Preliminary examination

Prerequisite for successful laser surgery is a thorough preliminary examination at our clinic at a prearranged time. Several different examination methods are necessary to obtain a comprehensive picture of your eye. You should plan approximately 2 hours for this. The examinations all take place on one day and are painless.
Eye drops will be administered for the examination of the back part of the eyes. The drops dilate the pupils, which could temporarily impair your vision. Therefore, you must not drive after the examination. We recommend that you arrange for someone to drive you home. In addition, you should not wear contact lenses for 2 weeks before the examination as they may cause an irregular corneal surface, which would result in incorrect measurements.

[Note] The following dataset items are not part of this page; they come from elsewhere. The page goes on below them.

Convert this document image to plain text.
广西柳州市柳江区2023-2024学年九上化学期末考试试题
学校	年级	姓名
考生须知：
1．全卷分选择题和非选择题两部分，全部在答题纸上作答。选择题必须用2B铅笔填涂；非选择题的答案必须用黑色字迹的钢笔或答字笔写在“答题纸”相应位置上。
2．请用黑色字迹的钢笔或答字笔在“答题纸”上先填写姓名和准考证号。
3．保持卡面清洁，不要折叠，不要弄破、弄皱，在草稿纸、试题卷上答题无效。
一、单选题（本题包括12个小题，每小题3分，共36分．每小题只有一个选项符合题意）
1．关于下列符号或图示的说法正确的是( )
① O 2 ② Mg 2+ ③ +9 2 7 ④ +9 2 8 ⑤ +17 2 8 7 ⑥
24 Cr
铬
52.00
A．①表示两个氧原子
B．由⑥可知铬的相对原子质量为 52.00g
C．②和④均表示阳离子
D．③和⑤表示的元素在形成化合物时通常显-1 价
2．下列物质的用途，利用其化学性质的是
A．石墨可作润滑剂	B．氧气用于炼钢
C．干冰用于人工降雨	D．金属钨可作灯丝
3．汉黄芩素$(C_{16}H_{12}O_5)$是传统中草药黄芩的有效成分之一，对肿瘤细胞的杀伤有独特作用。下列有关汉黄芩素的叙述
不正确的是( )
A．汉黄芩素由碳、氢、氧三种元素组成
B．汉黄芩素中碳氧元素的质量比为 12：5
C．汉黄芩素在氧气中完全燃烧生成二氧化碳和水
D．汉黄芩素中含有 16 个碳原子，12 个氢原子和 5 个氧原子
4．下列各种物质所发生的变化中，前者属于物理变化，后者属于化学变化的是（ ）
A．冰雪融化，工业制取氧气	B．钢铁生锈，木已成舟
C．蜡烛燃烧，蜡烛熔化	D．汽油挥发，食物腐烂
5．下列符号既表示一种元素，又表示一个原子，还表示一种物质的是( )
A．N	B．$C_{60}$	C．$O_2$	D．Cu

The preliminary examinations necessary for successful treatment are divided into five parts. Once they have been completed the patient will know whether surgery is an option and which method would be most suitable.
Diagnostics Part-1
Corneal topography: With this method, the structure of the cornea is analysed and displayed graphically. It examines the shape of the curvature, the refractive power, the thickness of the cornea as well as the surface and the condition of the front and back of the cornea. These data allow the doctor to create an individual profile and to detect any irregularities (e.g. astigmatism).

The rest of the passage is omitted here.